Fundamental Toxicological Sciences
Vol. 4 No. 6 December 21, 2017 p.279-284
Original Article
Hepatic glucose-dependent insulinotropic polypeptide expression is modified by supplementing high-dose thiamine in obese diabetic rats
  • Yuka Kohda (Laboratory of Pharmacotherapy, Osaka University of Pharmaceutical Sciences / ykohda@gly.oups.ac.jp)

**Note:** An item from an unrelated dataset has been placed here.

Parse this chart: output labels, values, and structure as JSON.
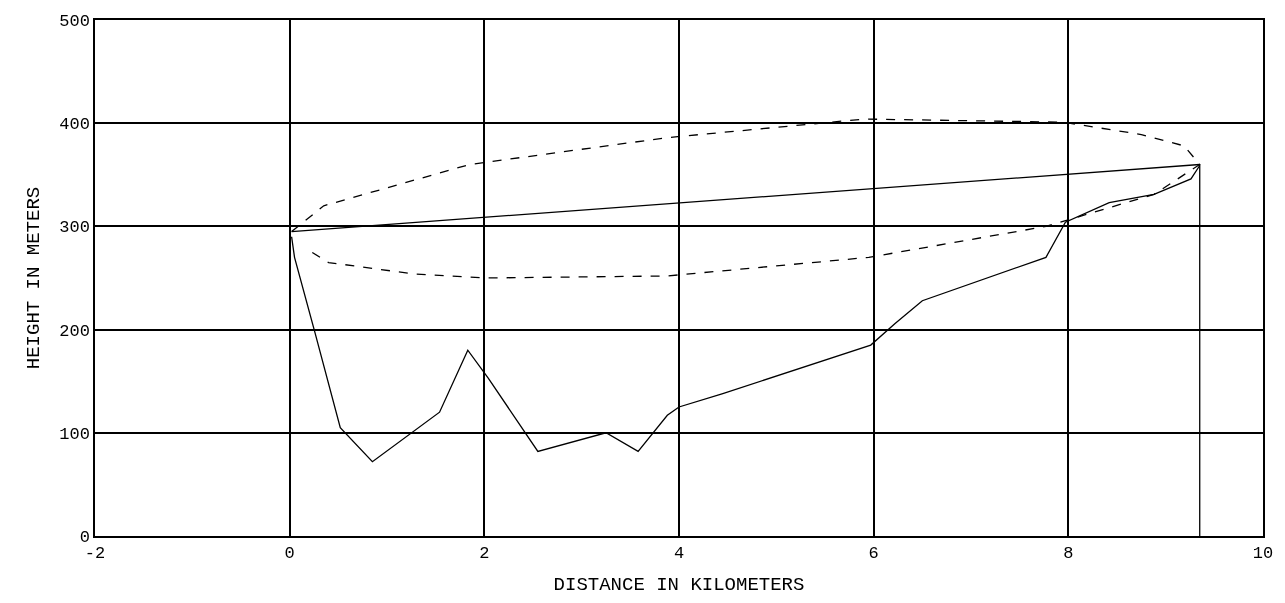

Yuka Kohda , Akie Maekita , Takao Tanaka , Hitoshi Matsumura
Laboratory of Pharmacotherapy, Osaka University of Pharmaceutical Sciences
Keywords: Thiamine supplementation, Hepatic GIP expression, Glycolipid toxicity, Obesity, Diabetic complications
Abstracts

Glucose toxicity and lipotoxicity are important states in obesity and diabetes. We previously reported that thiamine supplementation decreases body weight and visceral fat mass in rats with obesity-related diabetes. Glucose-dependent insulinotropic polypeptide (GIP) acts on pancreatic β cells to promote insulin secretion. According to established theory, GIP is derived from the gastrointestinal tract. We previously discovered increased expression of the GIP gene in the livers of obese rats with diabetes receiving high-dose thiamine. We referred to our previous dataset of gene expression analysis using a microarray for livers, which led to the new idea for the present study. We focused on “liver-derived GIP” to demonstrate GIP protein expression in the liver and visually present localization of GIP in the liver. Four-week-old male Otsuka Long-Evans Tokushima Fatty (OLETF) rats were randomly divided into two groups: an unsupplemented control group and a thiamine-supplemented group receiving 2 g of thiamine/L in drinking water for 51 weeks. GIP protein expression in the livers of OLETF rats at 55 weeks of age were determined by western blotting and immunohistochemical analysis. GIP protein expression in the liver was increased in thiamine-supplemented rats compared with that in controls, suggesting that it is involved in preventing and controlling obesity-related diabetic complications. The novel findings of this study that GIP is expressed in the liver, is likely to be added to the story regarding GIP modification of the obese diabetic state.